In March I contacted someone who was once very important to me. I won’t go in to too much detail. She was one of my best friends and I’d have to say probably my first love. I never really told her that. Even when I lost a bunch of weight back then I still had that fat guy mentality. I’m not sure I had the intention of telling her that now; it has been so many years. I’m not some obsessed screwball. I just wanted to see her and know that she was doing well. We talked and were set to meet up after twelve years. It was incredible hearing her say that she was happy to hear from me and couldn’t wait to see me.
Then it hit me I looked in the mirror and saw just how fat I was. This is the point that I took a picture of myself without a shirt on as a reminder. You know It’s funny, when we first met I was 350 when she left I was 220. She never once held being fat against me. I still didn’t want her to see me this way.
I knew I had to do something. My aunt who was seventy five years old had just reached her goal weight after losing a considerable amount. I don’t recall the amount right now. That was enough for me this gave me the diet motivation I needed. If at 75 she could do it, I could do it at 32. I found a great fat burning diet and got started.
As I said, this year has been rough. I suffered a spinal injury that has changed my life. This really limited the amount of exercise I was capable of. I did not care. I pushed through. I still push through.
Then one day the phone calls stopped. She would not answer when I called. There was no explanation at all just silence. From I’ll call you tomorrow to nothing. This was a couple of months ago and that is her decision to make. I must say it left me reeling and confused. I fear I may have self sabotaged things to a certain extent. If you are overweight please take action now, don’t wait for situations like this.
That is not the point of this post though. Everyone goes through let downs and hard times. What is it that keeps them motivated to push through? In previous times I would have said screw it and ate 2 pounds of macaroni covered in ricotta and mozzarella and moved on to pizza and whatever else might make me feel better. This time is different and I don’t know why.

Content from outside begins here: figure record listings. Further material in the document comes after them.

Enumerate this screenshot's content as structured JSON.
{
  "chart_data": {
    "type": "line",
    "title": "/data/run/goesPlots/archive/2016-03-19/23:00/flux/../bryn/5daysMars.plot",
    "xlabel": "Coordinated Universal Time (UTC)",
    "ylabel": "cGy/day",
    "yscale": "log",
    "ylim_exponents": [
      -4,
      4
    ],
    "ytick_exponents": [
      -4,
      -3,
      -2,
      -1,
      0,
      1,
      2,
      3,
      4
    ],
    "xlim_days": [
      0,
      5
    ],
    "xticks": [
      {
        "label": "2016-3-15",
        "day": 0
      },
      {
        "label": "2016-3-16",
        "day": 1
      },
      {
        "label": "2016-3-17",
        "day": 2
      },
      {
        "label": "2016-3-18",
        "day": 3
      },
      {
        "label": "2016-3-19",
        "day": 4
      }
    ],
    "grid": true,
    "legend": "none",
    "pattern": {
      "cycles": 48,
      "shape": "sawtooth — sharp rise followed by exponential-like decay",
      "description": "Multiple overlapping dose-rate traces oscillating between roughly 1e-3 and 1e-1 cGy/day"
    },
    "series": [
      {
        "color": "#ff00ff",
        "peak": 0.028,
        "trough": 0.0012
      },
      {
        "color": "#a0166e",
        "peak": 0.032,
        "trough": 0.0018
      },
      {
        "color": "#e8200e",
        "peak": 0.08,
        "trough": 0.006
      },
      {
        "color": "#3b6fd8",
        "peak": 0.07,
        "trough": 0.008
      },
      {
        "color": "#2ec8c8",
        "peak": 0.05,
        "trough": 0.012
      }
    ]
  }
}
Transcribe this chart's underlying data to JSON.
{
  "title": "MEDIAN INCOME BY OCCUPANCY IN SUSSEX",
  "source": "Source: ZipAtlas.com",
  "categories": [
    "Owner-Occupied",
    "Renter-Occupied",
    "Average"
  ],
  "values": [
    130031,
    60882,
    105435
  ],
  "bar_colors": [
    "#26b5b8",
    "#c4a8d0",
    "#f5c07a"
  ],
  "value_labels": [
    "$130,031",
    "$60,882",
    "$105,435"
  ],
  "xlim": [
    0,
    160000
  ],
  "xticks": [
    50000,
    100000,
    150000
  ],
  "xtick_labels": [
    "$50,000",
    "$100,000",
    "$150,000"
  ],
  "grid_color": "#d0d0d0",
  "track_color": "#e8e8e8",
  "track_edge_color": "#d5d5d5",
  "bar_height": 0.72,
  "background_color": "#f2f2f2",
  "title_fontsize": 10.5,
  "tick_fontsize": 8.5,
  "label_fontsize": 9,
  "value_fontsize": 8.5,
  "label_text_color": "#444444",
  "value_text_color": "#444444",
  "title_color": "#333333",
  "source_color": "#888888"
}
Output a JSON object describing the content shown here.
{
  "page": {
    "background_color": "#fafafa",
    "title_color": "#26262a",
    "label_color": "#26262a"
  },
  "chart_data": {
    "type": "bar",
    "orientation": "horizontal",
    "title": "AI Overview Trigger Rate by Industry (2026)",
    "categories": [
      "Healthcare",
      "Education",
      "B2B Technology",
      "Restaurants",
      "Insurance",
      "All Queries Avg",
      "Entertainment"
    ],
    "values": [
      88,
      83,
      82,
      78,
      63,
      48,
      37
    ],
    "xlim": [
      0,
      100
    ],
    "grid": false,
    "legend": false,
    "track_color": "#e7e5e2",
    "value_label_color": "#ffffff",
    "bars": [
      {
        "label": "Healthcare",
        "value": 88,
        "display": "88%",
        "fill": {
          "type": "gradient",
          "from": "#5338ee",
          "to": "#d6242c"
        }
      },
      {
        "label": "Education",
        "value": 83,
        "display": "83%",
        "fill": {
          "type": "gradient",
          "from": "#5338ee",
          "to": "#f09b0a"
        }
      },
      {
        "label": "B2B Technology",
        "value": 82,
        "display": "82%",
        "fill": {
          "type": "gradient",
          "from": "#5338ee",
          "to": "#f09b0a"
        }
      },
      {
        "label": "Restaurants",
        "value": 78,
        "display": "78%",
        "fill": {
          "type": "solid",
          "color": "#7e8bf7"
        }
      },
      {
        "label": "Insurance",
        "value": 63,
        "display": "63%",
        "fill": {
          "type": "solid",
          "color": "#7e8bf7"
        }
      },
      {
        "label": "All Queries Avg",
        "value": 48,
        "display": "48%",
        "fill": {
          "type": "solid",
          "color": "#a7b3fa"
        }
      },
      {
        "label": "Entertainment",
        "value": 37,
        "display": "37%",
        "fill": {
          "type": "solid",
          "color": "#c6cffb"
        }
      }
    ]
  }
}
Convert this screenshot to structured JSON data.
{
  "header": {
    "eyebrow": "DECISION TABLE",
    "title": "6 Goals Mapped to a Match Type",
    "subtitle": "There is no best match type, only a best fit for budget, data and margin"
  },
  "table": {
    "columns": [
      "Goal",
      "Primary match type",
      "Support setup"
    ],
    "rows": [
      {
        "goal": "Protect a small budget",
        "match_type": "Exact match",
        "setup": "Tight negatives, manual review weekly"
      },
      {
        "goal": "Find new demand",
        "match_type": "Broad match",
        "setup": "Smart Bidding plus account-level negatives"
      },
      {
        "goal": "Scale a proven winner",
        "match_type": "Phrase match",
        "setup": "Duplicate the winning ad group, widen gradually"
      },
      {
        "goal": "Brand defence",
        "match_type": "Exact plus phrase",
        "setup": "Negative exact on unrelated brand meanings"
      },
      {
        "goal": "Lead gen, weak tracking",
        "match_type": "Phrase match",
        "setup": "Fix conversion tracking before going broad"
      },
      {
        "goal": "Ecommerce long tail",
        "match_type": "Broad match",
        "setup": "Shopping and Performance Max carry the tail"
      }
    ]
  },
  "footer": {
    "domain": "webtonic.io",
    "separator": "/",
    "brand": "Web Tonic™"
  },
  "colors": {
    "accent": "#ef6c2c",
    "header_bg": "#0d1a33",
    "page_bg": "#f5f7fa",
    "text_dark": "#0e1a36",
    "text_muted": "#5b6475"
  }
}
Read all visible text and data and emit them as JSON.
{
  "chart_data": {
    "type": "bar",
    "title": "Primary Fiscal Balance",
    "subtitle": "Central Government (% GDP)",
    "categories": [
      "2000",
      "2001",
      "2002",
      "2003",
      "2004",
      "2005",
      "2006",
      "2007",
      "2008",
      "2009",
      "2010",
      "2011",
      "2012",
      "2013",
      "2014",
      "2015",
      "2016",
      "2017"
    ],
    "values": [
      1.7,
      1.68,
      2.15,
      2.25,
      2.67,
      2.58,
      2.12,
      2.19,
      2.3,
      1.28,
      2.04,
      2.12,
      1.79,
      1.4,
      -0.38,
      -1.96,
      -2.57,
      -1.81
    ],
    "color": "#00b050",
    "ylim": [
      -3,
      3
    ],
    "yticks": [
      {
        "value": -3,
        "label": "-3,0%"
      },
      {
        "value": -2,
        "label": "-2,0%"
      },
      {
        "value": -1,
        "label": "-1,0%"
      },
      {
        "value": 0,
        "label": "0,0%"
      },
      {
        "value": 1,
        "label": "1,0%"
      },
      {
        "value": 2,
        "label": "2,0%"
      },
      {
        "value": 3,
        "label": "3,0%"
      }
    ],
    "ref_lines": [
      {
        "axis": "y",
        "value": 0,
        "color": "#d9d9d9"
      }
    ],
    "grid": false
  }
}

My desire to gorge on comfort foods is not even evident. I know sometimes I go back to that fat picture to help my diet motivation. My motivation has never completely disappeared though. I still wake up and am focused on losing more weight. I have even thought about training for a marathon once the weight is gone. If my back will let me that is.
Sorry I know this was a long rambling post. I’m just trying to figure out where my diet motivation comes from. I don’t know why something that would normally throw me into a feeding frenzy did not. I will say this I’m not happy but I am still motivated.
The solace I once found in food is gone and that is a good thing. Unfortunately it leaves me a bit lost at times. I rarely drink. I don’t do drugs. I enjoy exercising to an extent but the pain becomes unbearable every time. It is hard to find that comfort in anything. Nonetheless I still stay motivated to lose weight.